When I quit smoking in my 30s, I saved myself from possible lung cancer. People with pre-diabetes are prone to various cancers, including cancer of the esophagus. I’d already done that. Got a reprieve. Didn’t want to go there again. Then with Type 2 diabetes, there’s a good chance of heart disease and dementia, especially Alzheimer’s. I have seen people I love, in their 60s, 70s and 80s suffer and die with these diseases. All of them were overweight. All of them had metabolic syndrome. Science has proven that these life-ending diseases are preventable, but only if you catch the culprit that creates every one of them: pre-diabetes.
Today
A little over two weeks ago, I decided to go very low carb until I could zip my size 10 jeans again. That happened within a week. In 17 days I lost 7 pounds. My first goal was to drop the 10 pounds I gained since last Thanksgiving and I am well on my way. There’s also my glucose testing next month. I don’t want yet another bad sugar report. I noticed another benefit of giving up “bad” carbs: I no longer crave sugar OR carbs. I no longer lose control and binge on anything in my pantry that contains mostly carbs. For the first time in forever, I can have cookies, bread, rice, potatoes, crackers, muffins, donuts and every other bad-for-me foods in the house for my husband, who has been the same healthy size since we married.

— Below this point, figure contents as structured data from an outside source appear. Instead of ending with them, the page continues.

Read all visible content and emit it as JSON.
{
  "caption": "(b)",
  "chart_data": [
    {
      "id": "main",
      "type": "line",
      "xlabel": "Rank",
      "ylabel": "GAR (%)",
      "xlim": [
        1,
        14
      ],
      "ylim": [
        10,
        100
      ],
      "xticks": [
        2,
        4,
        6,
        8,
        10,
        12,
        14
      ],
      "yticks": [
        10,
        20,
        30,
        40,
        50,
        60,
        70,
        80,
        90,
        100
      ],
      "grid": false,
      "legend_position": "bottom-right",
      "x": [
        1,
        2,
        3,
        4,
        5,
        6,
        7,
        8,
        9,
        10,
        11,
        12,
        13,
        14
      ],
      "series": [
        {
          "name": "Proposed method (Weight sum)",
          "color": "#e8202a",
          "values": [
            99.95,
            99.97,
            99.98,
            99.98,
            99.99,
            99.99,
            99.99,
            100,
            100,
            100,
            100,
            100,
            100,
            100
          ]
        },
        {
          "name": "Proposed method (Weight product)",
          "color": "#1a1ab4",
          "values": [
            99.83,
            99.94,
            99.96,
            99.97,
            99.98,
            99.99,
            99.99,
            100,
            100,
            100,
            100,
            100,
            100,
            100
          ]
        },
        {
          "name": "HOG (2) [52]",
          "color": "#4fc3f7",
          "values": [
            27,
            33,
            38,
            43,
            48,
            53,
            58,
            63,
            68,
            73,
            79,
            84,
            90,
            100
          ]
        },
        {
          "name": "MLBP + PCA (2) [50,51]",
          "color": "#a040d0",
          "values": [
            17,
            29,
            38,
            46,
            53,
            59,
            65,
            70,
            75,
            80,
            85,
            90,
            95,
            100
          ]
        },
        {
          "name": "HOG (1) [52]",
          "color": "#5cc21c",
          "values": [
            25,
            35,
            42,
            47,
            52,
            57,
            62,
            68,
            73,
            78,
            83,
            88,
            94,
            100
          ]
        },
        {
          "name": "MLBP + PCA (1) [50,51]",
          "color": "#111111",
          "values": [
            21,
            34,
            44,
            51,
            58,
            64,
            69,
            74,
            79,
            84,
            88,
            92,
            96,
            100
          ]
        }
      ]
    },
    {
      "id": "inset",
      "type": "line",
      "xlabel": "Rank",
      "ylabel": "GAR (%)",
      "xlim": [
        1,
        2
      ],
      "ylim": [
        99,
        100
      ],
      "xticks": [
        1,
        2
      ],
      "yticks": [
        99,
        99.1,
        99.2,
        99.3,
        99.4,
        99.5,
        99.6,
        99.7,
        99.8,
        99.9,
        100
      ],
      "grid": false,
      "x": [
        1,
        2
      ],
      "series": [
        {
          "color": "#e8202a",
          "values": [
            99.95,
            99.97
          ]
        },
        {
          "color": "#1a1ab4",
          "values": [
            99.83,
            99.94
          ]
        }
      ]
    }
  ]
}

He’s one of the lucky people who does not have the propensity to gain weight when eating carbs. I’m not so it is good-bye to bad carbs forever. I’m pretty sure this time I will stick to the diet, because if I don’t, the rest of my life, as I envision it, with good health and great energy, will be over. I strongly believe (it only took a couple of decades to sink in) that if I correct my body’s insulin resistance, the best is yet to come.